Remembering Bob Beal

Bob DealProfessor Robert (Bob) William Beal AM, passed away in Adelaide on 20 November 2016 after a short illness.

Born in Newcastle on 25 March 1934, Bob was educated at Newcastle Boys’ High School. He graduated in medicine from Sydney University and gained fellowships in the Royal Australian College of Physicians, Royal Australian College of Pathologists, Royal Australian College of Medical Administrators, the Australian Institute of Management and the Australian Medical Association and was a Clinical Professor of Medicine at Flinders University. He was still teaching until his death.

Bob commenced as the Director of the Australian Red Cross Blood Transfusion Service in South Australia in 1964 at the age of 29 as the youngest director ever appointed.  He continued in that role for 32 years, and during that time, both blood transfusion and clinical medicine underwent significant change and transformation. Bob was passionate about the safety of the blood supply -  locally, nationally and internationally.

He was President of the Australian Society of Blood Transfusion 1978-80 and the International Society of Blood Transfusion 1998-2000 and was Head of the International Federation of Red Cross & Red Crescent Blood Program in Geneva in 1990-1992 and 1996-97 (also working with WHO). In these roles, he was able to influence and guide the safety of blood programs globally. 

Along with Judith Hay, Bob’s leadership created a culture where managers and staff truly understood ‘why’ they needed to do everything and passionately cared about what they did, taking enormous pride in motivating donors to return and in delivering the blood supply for patients. And of course, this rigor and discipline maintained the safety and sustainability of the blood supply.

Bob had enormous energy and was a champion for ‘proper process’ which made him a perfect NATA Technical Assessor, a role he held for over 16 years. He was also a member of the NATA Council and was elected to the NATA Board in 1994. In this capacity he was responsible for approving many accreditations and made a valuable contribution to NATA’s Medical Testing program.

His influence in setting up NATA’s joint medical testing program with the Royal College of Pathologists of Australasia (RCPA) is central to its current strength and success.

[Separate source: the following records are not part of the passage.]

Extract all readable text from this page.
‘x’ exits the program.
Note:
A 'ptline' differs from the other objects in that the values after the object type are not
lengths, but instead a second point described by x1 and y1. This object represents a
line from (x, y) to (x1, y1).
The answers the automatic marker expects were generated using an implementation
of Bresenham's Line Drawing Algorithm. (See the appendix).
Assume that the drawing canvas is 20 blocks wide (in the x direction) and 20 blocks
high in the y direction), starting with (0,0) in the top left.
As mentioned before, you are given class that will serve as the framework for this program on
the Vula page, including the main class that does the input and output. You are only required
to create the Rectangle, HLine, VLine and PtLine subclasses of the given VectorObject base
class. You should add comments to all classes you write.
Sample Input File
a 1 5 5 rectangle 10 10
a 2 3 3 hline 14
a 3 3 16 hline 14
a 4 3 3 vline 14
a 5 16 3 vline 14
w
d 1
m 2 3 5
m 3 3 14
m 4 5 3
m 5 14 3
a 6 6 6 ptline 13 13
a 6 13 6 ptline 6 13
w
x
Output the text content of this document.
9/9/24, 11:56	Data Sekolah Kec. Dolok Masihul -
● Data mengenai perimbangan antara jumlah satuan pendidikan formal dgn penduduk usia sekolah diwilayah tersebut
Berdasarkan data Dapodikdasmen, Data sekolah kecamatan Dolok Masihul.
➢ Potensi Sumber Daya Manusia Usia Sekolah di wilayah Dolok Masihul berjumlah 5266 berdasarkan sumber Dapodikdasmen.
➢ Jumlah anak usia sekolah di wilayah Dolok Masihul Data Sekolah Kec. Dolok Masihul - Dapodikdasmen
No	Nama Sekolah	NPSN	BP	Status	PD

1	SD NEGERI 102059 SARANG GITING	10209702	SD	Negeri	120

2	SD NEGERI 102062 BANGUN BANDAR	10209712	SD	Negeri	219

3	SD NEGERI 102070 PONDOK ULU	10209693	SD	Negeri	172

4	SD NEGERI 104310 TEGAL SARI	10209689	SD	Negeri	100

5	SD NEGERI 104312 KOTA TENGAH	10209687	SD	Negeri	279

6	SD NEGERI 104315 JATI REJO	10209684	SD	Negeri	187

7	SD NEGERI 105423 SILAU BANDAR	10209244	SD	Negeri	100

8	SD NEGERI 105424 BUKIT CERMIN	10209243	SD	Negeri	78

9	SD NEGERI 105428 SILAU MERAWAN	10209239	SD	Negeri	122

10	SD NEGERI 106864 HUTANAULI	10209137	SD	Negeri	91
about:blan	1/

Bob’s membership of the Haematology / Immunohaematology Technical Group from 1986 to 2000 provided the focus for determining appropriate best practice in the individual disciplines within the medical testing profession.

A celebration of his life was held at St Peter’s Cathedral which is the family’s regular church, full of music and stories, and this event was summed up by Philippa Hetzel from the ISBT in this tribute:

“An avuncular man, a polymath, highly respected and very knowledgeable, a mentor and friend, a great story teller” -  these are the words chosen by colleagues to describe Bob Beal. He was liked and respected by so many people here in Australia, and internationally.  His life was full and productive, his service and achievements, significant and many.

While Bob was a stickler for the rules, he was also very kind, taking a genuine and personal interest in other people. He had a remarkable memory for detail and was a wonderful raconteur.  He had a series of favourite one liners that he would quote liberally and repeatedly to invariably teach a moral lesson.

A favourite was: “Blood Transfusion is like marriage: it should not be entered upon lightly, unadvisedly or wantonly or more often than is absolutely necessary.”

Bob himself had a natural interest and curiosity to understand: to learn and to share his knowledge. He was always an active participant in whatever he undertook. It was his initiative and passion to start the first ARC International Humanitarian Law Committee, in South Australia. His interest and support of that particular cause continuing until his death.

He was an accomplished organist and choir master, a keen golfer and an avid reader. He is survived by his wife Sue, five children and ten grandchildren. 

Bob will be fondly remembered and greatly missed.